BATAM

Sebar Berita Hoax Tentang Korban Gempa, Warga Tiban Batam Terancam 2 hingga 5 Tahun Penjara

KARIMUNTODAY, BATAM – Pembelajaran bagi masyarakat pengguna media sosial yang tidak menggunakan pada tempatnya atau memposting berita hoax, yang belum tentu kebenaranya.
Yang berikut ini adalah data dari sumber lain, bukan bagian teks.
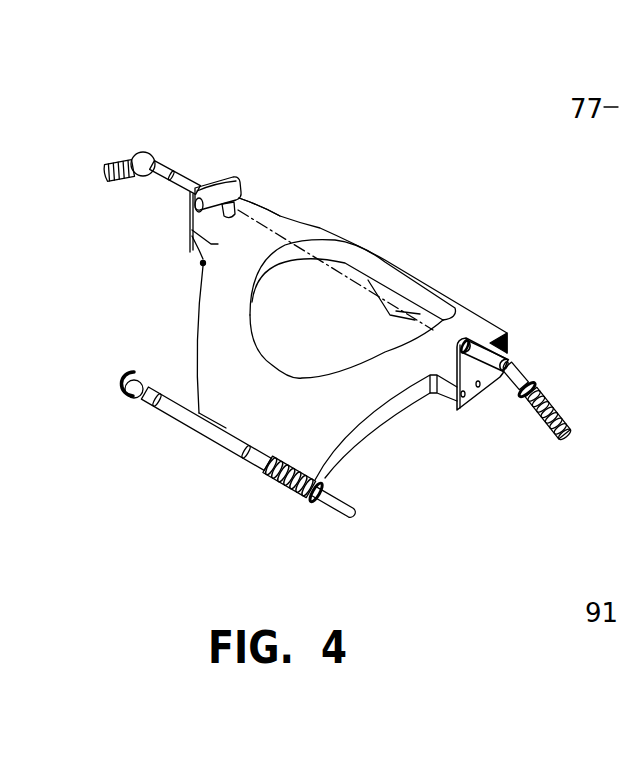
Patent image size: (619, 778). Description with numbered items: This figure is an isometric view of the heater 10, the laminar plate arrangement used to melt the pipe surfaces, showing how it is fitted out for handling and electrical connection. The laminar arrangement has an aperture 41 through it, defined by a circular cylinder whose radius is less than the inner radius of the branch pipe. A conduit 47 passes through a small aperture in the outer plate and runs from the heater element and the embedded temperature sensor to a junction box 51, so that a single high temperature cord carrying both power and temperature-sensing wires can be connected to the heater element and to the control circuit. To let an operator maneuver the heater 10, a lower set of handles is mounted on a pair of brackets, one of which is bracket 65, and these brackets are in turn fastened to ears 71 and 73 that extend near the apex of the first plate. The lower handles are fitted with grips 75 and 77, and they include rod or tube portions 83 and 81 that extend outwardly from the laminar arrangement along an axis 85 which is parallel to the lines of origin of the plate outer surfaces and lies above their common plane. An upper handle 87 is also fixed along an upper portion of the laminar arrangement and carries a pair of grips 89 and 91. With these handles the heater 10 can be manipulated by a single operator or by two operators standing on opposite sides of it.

The heater 10 is at (345, 119).
The aperture 41 is at (340, 307).
The conduit 47 is at (247, 202).
The junction box 51 is at (231, 179).
The bracket 65 is at (470, 390).
The ear 71 is at (485, 333).
The ear 73 is at (191, 237).
The grip 75 is at (566, 443).
The grip 77 is at (118, 160).
The rod or tube portion 81 is at (527, 366).
The rod or tube portion 83 is at (178, 172).
The axis 85 is at (312, 245).
The upper handle 87 is at (182, 424).
The grip 89 is at (313, 503).
The grip 91 is at (117, 390).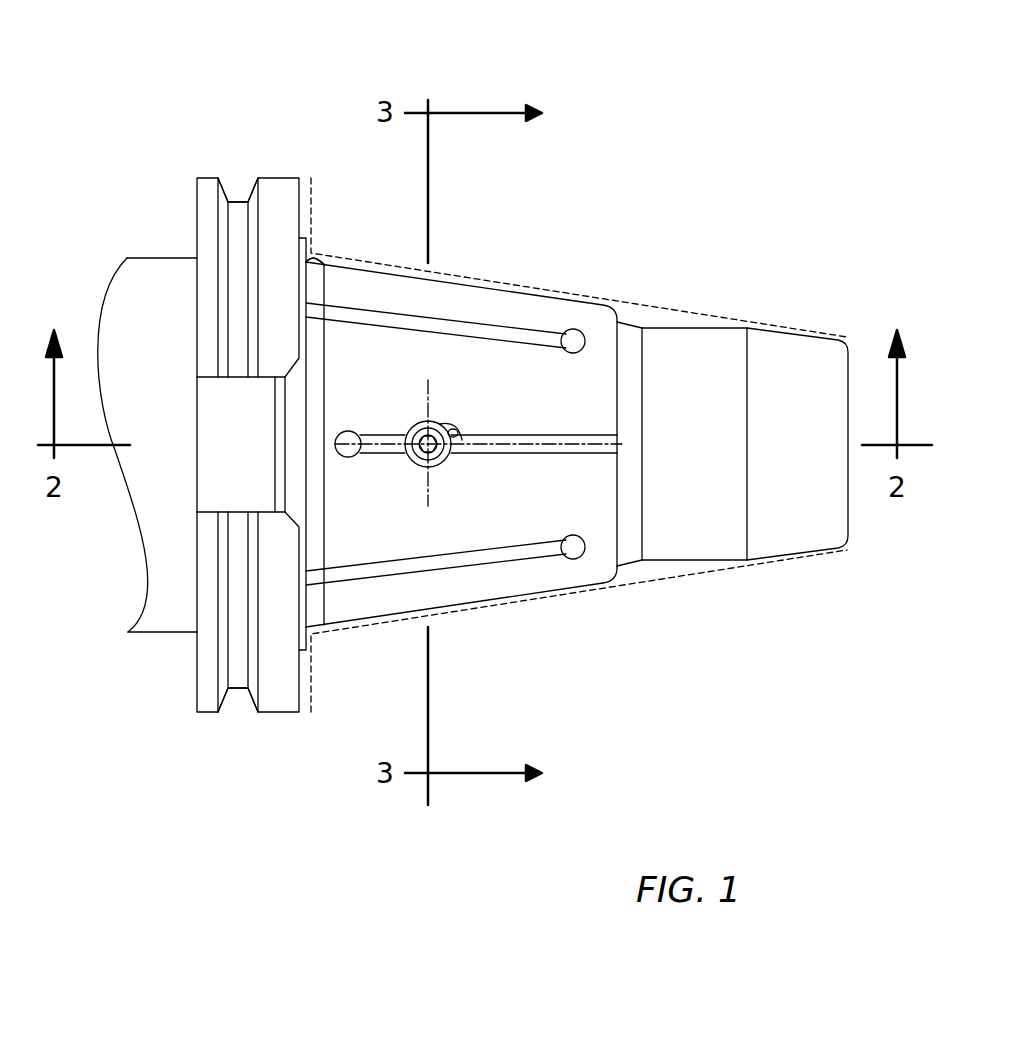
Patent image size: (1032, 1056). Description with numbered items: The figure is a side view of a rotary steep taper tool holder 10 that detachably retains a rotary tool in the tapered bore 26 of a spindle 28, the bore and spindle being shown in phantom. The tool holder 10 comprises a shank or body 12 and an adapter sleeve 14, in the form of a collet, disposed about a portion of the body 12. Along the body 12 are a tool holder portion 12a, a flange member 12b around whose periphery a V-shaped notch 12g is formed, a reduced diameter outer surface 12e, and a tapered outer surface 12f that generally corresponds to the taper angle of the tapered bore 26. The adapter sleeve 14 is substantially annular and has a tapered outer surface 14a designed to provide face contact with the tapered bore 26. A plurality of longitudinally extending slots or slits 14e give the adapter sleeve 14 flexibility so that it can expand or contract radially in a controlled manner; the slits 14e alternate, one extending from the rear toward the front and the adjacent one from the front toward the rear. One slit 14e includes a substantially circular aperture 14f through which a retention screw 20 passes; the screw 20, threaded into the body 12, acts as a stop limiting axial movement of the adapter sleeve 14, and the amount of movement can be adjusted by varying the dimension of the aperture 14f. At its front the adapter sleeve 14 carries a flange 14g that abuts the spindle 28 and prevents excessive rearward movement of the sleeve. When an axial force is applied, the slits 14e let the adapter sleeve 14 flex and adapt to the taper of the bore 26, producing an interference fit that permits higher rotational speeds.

The rotary tapered tool holder 10 is at (698, 94).
The shank or body 12 is at (767, 302).
The tool holder portion 12a is at (132, 258).
The flange member 12b is at (272, 178).
The reduced diameter outer surface 12e is at (660, 327).
The tapered outer surface 12f is at (800, 331).
The V-shaped notch 12g is at (233, 200).
The adapter sleeve 14 is at (509, 266).
The tapered outer surface 14a is at (440, 290).
The slots or slits 14e is at (505, 330).
The substantially circular aperture 14f is at (452, 426).
The flange 14g is at (325, 256).
The retention pin or screw 20 is at (410, 428).
The tapered bore 26 is at (653, 578).
The spindle 28 is at (580, 634).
Buktinya, seorang warga Tiban, Kota Batam berinisial JA (38), tertangkap dan terancam hukumun penjara lima tahun.

Pria berprofesi wiraswasta, penyebar berita hoax yang menimbulkan keonaran dikalangan masyarakat, pasca gempa bumi dan tsunami di Palu dan Donggala, ini dibekuk aparat tim Ditreskrimsus Polda Kepri bekerjasama dengan Tim Bareskrim Polri, di sebuah kawasan pemukiman di kota Batam.

“Terhadap perbuatan tersangka JA, dikenakan dengan Pasal 14 ayat (2) dan/atau pasal 15 Undang-Undang Republik Indonesia Nomor 1 Tahun 1946,”kata Kabid Humas Polda Kepri Kombes S. Erlangga didampingi Dirreskrimsus Kombes Rustam Mansur pada awak media, di ruang Media Center Polda Kepri, Nongsa, Batam, Rabu (3/10).

Erlangga menjelaskan, makna pasal yang disangkakan, yang diatur pada pada pasal 14 ayat (2) “berbunyi Barang siapa menyiarkan suatu berita atau mengeluarkan pemberitahuan, yang dapat menerbitkan keonaran dikalangan rakyat. Sedangkan ia patut dapat menyangka bahwa berita atau pemberitahuan itu adalah bohong, dihukum dengan penjara setinggi-tingginya tiga tahun,”ujarnya.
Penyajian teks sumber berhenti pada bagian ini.